Magazine Collage Postcards

These two items started life as one image sized about 12″ x 7.5″ – I made them as a test idea for the Revisits series of images I did for the online fiction magazine Fictive Dream.

We didn’t go in this direction, but I liked the work, and I decided to cut them, trim a bit, and make two postcards about 5″ x 7″.

To create these collages, I used magazine pages, cut the shapes using an Exacto knife on a cutting mat, and glued them (sloppily, I don’t care about wrinkles, I just mash them flat). Then I swished some paint over the collages and then I was done.

I enjoy the abstraction of half-seen images combined in odd ways and the spareness of image that can result from working in this way.

11 thoughts on “Magazine Collage Postcards

    1. Claudia McGill Post author

      Yes, early on, I realized that if I wanted to make wrinkle free collages (as so many books and resources seem to feel was how it should be) I would be on a never-ending adversarial relationship with my work! Because it’s just not in me to make wrinkle-free and even more important, I didn’t see what was the problem with them. Just be wrinkled! And I’ve never looked back. Scanning collages emphasizes them, I think, and sometimes I like the scans better. TMI I guess, but, I like to view them as a resource (when you scrape paint over a collage, then you’ll see what wrinkles can really do!)

  1. mim4mail

    Nice images.

    On Sat, Jun 8, 2019 at 5:56 AM Claudia McGill and Her Art World wrote:

    > Claudia McGill posted: “These two items started life as one image sized > about 12″ x 7.5″ – I made them as a test idea for the Revisits series of > images I did for the online fiction magazine Fictive Dream. We didn’t go in > this direction, but I liked the work, and I decided to cu” >

    1. Claudia McGill Post author

      Thank you. I used to do a lot of these but forgot about them and now I’ve remembered because of this project, so…I’m pulling out my magazines and getting to work. My best hint is – make a giant one and cut it up into the parts you like, like I did here.

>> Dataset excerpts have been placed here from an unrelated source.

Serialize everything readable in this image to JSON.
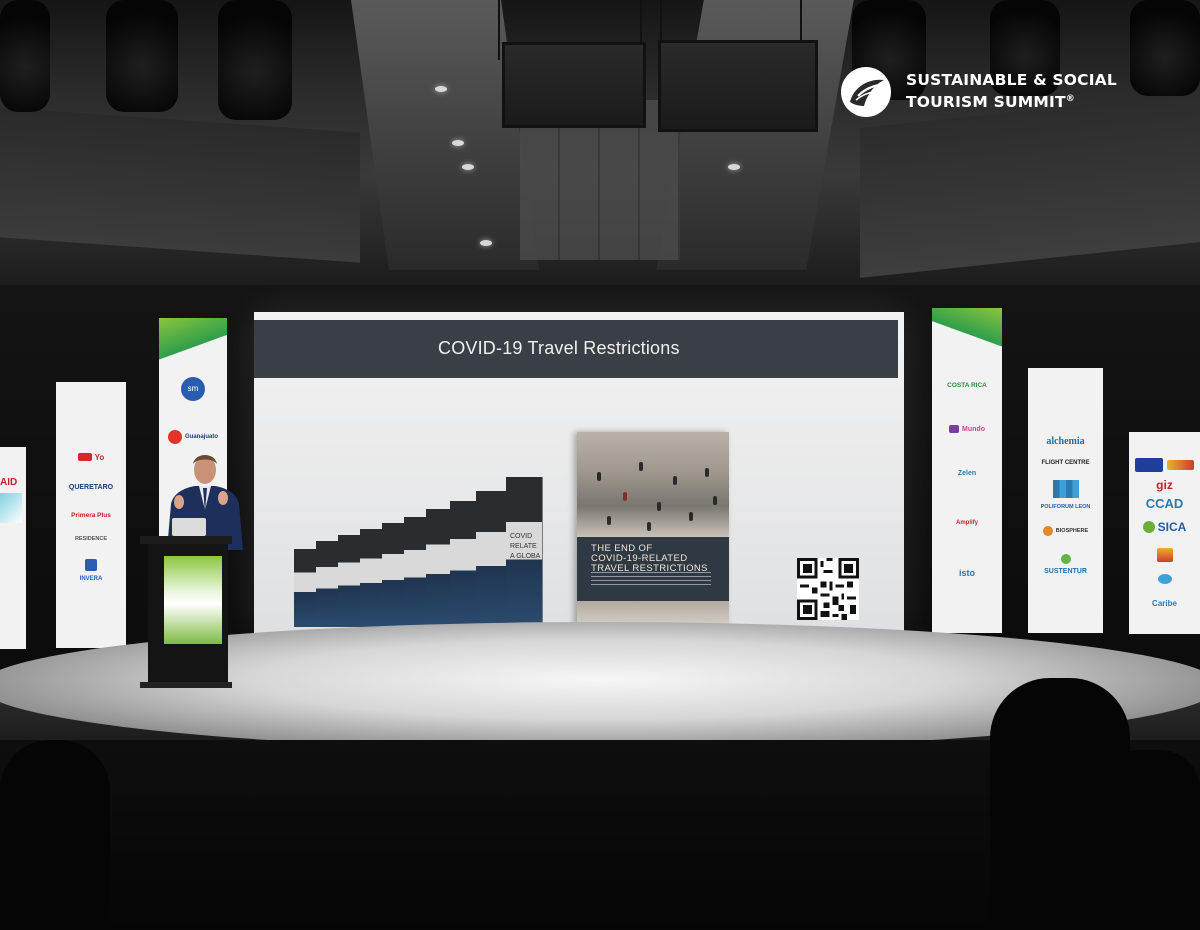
{
  "brand": {
    "line1": "SUSTAINABLE & SOCIAL",
    "line2": "TOURISM SUMMIT",
    "mark": "®",
    "colors": {
      "text": "#ffffff",
      "leaf": "#ffffff"
    }
  },
  "slide": {
    "title": "COVID-19 Travel Restrictions",
    "book_title_line1": "THE END OF",
    "book_title_line2": "COVID-19-RELATED",
    "book_title_line3": "TRAVEL RESTRICTIONS",
    "stack_label_1": "COVID",
    "stack_label_2": "RELATE",
    "stack_label_3": "A GLOBA",
    "qr_icon": "qr-code-icon",
    "colors": {
      "header": "#3a3f45",
      "background": "#eeeeee"
    }
  },
  "banners": {
    "left_outer": {
      "text": "AID"
    },
    "left_inner": {
      "logos": [
        "Yo",
        "QUERETARO",
        "Primera Plus",
        "RESIDENCE",
        "INVERA"
      ]
    },
    "left_tall": {
      "logos": [
        "sm",
        "Guanajuato"
      ]
    },
    "right_tall": {
      "logos": [
        "COSTA RICA",
        "Mundo",
        "Zelen",
        "Amplify",
        "isto"
      ]
    },
    "right_inner": {
      "logos": [
        "alchemia",
        "FLIGHT CENTRE",
        "POLIFORUM LEON",
        "BIOSPHERE",
        "SUSTENTUR"
      ]
    },
    "right_outer": {
      "logos": [
        "giz",
        "CCAD",
        "SICA",
        "Caribe"
      ]
    }
  },
  "scene": {
    "colors": {
      "brand_green": "#8bc53f",
      "dark_green": "#2e9e4a",
      "navy": "#1b3b73"
    }
  }
}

    1. Claudia McGill Post author

      Thank you. The project had two stages: the initial one where I tried to make a larger composition and the later one where I figured out where to cut it smaller into two. I think the cut ones are better than the original and yet doing the original I did not worry too much about composition. This was a good way to work for me, minimum stressing over looks and maximum enjoyment of the shapes and forms that resulted.

        1. Claudia McGill Post author

          Yes. It makes me want to do it again. There is a nice disconnect in the middle of the process that keeps it from getting stressfully serious.